Esperamos que se saiba homenagear João Bénard da Costa, permitindo a continuação da sua obra. Por Passa Palavra
Várias gerações de portugueses devem o seu gosto e a sua descoberta do Cinema ao João Bénard da Costa e – não só mas sobretudo – à “sua” Cinemateca, onde viveu e trabalhou durante 30 anos.
Aos que se insurgiam contra essa pertença, nela apenas vendo a pequenez da posse e do poder – porque, como ele dizia, um macaco quando se vê ao espelho não pode ver um apóstolo – basta olhar hoje para a Cinemateca Portuguesa (que não recebe um tostão do Orçamento do Estado porque vive das taxas de publicidade das televisões): tem mais de 30.000 títulos, filme e vídeo, a que dá acesso permanente, tanto a pesquisadores como para fins culturais, para além da programação diária em cinco sessões, onde exibe, por ano, mais de mil e trezentos filmes, para mais de sessenta e um mil espectadores; em média preserva e restaura trinta filmes por ano e publica sete novos livros sobre cinema; tem uma biblioteca e um centro de documentação com mais de quinze mil livros e vinte mil fotografias, onde atende, por ano, cerca de mil e quinhentos leitores. Para a renovação do cinema português e do público, acolhe, por mês, cerca de três antestreias de cinema nacional e, desde 2007, tem, no Palácio Foz, a “Cinemateca Júnior”, com actividades e sessões para crianças e jovens. Nas palavras de João Bénard da Costa: “No século XX, alguns começaram a chamar ao cinema Sétima Arte. No século XXI, graças a iniciativas como esta e a um movimento que se alarga em muitos países, esperamos que sejam muitos mais os que façam a mesma descoberta, recuperando uma antiga memória e recriando uma nova imaginação”.
João Bénard da Costa (que agora até saía barato ao Estado porque só recebia a diferença da reforma [aposentadoria] para o ordenado de Director-Geral) fez mais pela cultura do que os sucessivos ministros, institutos e comissões. Apesar disso, a anterior Ministra da Cultura (que confessou “não saber quem era o João Bénard da Costa porque tinha vivido sempre no Porto”) tudo fez para que ele apagasse a luz e fechasse a porta para poder reabri-la aos que aguardam vez. Foi impedida por uma petição com milhares de subscritores, porque há quem entenda não dever conformar-se com perdas, a não ser quando impostas pela definitiva perda. Como agora.

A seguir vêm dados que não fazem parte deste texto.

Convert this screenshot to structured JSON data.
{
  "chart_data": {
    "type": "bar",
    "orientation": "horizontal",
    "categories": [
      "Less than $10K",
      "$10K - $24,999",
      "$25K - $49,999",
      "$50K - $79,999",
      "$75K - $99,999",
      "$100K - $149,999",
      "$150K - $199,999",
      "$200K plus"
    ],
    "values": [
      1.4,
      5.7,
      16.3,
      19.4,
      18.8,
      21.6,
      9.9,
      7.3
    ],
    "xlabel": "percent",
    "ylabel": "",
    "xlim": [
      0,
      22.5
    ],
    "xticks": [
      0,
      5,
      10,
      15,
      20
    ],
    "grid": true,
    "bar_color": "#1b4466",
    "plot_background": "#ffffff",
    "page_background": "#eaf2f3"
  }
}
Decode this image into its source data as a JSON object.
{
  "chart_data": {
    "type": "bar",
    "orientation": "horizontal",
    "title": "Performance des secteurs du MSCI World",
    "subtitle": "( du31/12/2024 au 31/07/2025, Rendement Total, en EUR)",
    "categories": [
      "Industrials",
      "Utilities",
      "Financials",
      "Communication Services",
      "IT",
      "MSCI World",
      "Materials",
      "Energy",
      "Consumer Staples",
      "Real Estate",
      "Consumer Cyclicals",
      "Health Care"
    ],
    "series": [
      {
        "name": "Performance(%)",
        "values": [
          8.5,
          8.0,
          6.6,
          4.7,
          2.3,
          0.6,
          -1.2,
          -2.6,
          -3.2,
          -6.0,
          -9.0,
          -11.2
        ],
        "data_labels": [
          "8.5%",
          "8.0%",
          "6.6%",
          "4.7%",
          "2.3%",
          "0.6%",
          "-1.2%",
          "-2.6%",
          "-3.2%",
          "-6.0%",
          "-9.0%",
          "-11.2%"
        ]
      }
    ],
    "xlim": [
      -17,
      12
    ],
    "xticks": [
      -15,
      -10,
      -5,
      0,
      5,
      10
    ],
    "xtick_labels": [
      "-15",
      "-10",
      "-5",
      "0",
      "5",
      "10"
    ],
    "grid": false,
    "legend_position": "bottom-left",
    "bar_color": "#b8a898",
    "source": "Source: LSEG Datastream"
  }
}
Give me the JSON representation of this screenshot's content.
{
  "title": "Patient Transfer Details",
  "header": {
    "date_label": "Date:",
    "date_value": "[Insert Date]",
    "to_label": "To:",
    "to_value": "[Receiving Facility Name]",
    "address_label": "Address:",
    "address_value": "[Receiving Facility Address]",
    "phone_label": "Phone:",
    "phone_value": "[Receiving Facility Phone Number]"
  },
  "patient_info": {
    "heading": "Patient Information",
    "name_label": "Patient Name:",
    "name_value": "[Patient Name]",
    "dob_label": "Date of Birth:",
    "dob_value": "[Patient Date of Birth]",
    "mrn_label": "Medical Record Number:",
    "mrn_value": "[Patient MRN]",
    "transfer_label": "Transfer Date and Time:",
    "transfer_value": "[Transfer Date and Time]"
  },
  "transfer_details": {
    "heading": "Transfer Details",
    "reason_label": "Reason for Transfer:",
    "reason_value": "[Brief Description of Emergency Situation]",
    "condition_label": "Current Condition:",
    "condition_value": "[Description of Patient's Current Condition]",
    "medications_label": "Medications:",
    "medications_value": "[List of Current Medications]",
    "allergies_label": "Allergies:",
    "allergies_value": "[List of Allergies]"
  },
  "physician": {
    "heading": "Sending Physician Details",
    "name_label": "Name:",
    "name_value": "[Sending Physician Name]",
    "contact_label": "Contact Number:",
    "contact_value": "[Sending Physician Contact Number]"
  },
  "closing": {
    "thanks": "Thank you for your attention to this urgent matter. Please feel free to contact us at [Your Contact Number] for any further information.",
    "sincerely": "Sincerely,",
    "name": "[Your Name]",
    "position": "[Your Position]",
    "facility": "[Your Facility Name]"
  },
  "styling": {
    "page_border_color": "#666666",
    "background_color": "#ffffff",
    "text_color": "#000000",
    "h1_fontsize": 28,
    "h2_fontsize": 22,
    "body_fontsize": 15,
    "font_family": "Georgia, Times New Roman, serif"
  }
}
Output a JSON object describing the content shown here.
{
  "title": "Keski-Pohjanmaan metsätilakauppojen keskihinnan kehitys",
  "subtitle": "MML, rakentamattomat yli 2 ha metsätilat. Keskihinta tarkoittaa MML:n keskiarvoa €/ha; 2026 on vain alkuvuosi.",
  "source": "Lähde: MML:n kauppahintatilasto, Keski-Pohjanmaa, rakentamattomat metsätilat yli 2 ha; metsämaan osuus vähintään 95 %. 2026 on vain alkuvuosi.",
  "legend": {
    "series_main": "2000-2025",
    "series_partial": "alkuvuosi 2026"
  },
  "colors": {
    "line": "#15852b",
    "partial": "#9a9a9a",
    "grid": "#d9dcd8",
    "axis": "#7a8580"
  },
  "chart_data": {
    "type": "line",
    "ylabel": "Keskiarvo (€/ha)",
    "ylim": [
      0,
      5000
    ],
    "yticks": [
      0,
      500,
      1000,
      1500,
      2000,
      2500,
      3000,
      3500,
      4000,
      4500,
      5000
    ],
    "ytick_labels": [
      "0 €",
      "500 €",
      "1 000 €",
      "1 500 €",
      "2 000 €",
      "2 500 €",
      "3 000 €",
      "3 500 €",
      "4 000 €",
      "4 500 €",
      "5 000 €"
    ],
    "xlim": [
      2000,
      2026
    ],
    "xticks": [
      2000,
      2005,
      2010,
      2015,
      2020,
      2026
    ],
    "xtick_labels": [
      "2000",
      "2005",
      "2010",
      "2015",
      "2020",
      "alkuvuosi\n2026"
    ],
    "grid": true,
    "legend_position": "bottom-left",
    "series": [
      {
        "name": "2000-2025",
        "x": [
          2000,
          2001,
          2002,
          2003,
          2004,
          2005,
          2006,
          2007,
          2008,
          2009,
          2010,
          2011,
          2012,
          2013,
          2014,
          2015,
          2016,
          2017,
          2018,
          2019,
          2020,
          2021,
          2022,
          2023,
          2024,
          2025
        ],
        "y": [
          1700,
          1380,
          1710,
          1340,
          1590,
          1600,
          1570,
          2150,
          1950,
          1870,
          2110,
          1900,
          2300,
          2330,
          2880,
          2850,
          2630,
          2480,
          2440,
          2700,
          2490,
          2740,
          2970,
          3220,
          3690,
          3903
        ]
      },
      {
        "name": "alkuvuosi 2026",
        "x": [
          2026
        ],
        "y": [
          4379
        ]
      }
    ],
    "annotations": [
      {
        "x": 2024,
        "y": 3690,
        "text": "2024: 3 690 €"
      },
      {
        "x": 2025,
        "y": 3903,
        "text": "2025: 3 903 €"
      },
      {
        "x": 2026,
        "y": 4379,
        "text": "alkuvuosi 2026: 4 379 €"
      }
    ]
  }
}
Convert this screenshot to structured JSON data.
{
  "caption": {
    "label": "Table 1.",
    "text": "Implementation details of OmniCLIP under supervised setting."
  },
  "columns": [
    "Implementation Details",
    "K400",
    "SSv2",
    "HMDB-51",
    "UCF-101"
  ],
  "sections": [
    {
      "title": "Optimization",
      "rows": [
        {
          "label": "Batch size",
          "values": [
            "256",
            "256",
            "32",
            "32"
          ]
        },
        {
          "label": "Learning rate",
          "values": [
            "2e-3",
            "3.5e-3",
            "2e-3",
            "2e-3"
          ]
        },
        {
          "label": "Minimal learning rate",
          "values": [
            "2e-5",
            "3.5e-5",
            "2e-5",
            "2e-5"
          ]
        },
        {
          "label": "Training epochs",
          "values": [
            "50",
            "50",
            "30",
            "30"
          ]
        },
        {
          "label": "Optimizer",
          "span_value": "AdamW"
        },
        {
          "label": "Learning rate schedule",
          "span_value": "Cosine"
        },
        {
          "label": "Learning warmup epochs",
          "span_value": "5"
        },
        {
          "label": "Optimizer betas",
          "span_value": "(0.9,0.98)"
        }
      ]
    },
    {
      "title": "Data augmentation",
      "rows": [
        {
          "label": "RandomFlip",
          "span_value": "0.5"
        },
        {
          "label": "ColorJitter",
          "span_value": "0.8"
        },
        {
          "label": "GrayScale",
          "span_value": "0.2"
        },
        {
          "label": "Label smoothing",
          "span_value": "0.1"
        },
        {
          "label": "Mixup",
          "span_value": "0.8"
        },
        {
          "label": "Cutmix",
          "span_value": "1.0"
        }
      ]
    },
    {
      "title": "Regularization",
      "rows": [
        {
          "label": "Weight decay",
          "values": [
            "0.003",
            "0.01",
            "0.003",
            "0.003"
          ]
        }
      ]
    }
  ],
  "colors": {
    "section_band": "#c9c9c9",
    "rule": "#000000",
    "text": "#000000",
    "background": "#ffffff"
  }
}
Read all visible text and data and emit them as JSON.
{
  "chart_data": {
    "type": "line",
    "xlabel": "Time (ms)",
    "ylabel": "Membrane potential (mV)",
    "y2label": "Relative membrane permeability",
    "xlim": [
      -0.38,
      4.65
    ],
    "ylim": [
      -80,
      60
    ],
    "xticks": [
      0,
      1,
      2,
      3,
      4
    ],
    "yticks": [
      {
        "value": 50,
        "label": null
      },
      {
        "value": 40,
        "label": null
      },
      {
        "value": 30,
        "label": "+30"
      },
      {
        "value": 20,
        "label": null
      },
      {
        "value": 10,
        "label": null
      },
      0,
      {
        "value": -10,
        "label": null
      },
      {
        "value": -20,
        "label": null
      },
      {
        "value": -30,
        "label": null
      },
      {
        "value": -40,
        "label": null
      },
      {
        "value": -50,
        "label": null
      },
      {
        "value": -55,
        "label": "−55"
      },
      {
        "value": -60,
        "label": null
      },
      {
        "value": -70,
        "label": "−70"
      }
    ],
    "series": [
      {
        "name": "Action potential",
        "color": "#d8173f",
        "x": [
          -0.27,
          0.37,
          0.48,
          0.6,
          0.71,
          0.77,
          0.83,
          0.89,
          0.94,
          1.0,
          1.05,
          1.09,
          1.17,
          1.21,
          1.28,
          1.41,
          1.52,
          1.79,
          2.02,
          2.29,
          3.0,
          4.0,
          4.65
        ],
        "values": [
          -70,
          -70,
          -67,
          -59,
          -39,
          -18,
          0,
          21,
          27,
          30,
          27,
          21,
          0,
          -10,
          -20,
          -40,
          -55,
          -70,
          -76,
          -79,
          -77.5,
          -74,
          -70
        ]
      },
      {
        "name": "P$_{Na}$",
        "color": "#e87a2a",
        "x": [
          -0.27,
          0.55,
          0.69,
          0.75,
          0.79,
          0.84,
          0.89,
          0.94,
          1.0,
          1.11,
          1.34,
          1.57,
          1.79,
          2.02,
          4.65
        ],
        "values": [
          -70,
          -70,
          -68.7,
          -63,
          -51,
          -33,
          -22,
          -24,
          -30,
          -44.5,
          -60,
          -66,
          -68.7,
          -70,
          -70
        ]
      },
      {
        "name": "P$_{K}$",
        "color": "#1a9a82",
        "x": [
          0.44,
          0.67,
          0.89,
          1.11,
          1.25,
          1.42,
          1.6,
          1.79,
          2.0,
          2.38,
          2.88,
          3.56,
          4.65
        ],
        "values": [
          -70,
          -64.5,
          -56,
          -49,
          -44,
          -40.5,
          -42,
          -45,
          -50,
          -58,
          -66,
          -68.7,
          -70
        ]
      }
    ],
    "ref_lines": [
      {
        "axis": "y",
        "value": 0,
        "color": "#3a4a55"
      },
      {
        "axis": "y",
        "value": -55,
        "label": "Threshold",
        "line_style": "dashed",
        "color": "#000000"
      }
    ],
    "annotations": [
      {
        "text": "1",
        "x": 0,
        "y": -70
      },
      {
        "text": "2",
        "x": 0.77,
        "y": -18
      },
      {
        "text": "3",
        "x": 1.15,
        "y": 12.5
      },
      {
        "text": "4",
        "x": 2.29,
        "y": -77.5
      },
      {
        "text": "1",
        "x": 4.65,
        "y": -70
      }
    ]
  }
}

Esperamos que Portugal, que já viu Jorge de Sena, Maria João Pires e tantos outros virarem-lhe as costas, para além dos discursos de circunstância habituais, saiba homenagear realmente João Bénard da Costa, permitindo que se continue a sua obra.
Para que Portugal não venha a ter a Cinemateca que merece.
NOTA BIOGRÁFICA:
João Bénard da Costa não lutou só como director da Cinemateca Portuguesa. Membro de um importante grupo de intelectuais católicos progressistas, de que também fizeram parte Alçada Batista, Helena Vaz da Silva, e os poetas Pedro Támen e M. S. Lourenço, foi impedido de ensinar na Universidade por acção da polícia política do regime salazarista (PIDE). Foi dirigente cineclubista e, em 1963, foi um dos fundadores da importante revista O Tempo e o Modo, que dirigiu até 1970. Foi figura proeminente da oposição à ditadura e à guerra colonial. De uma vasta acção em vários organismos culturais antes de ingressar na Cinemateca Portuguesa, destacamos a divulgação do cinema de qualidade na Fundação Calouste Gulbenkian onde promoveu uma série de importantíssimas Retrospectivas do Cinema, cada uma acompanhada de um excelente catálogo. Colaborador regular de vários jornais e revistas, João Bénard da Costa publicou várias obras de filosofia, pedagogia, viagens e história do cinema. Mas os seus escritos mais conhecidos, além das crónicas na imprensa, são as folhas volantes sobre os filmes exibidos, que sempre fez distribuir aos espectadores das sessões, na Gulbenkian e na Cinemateca.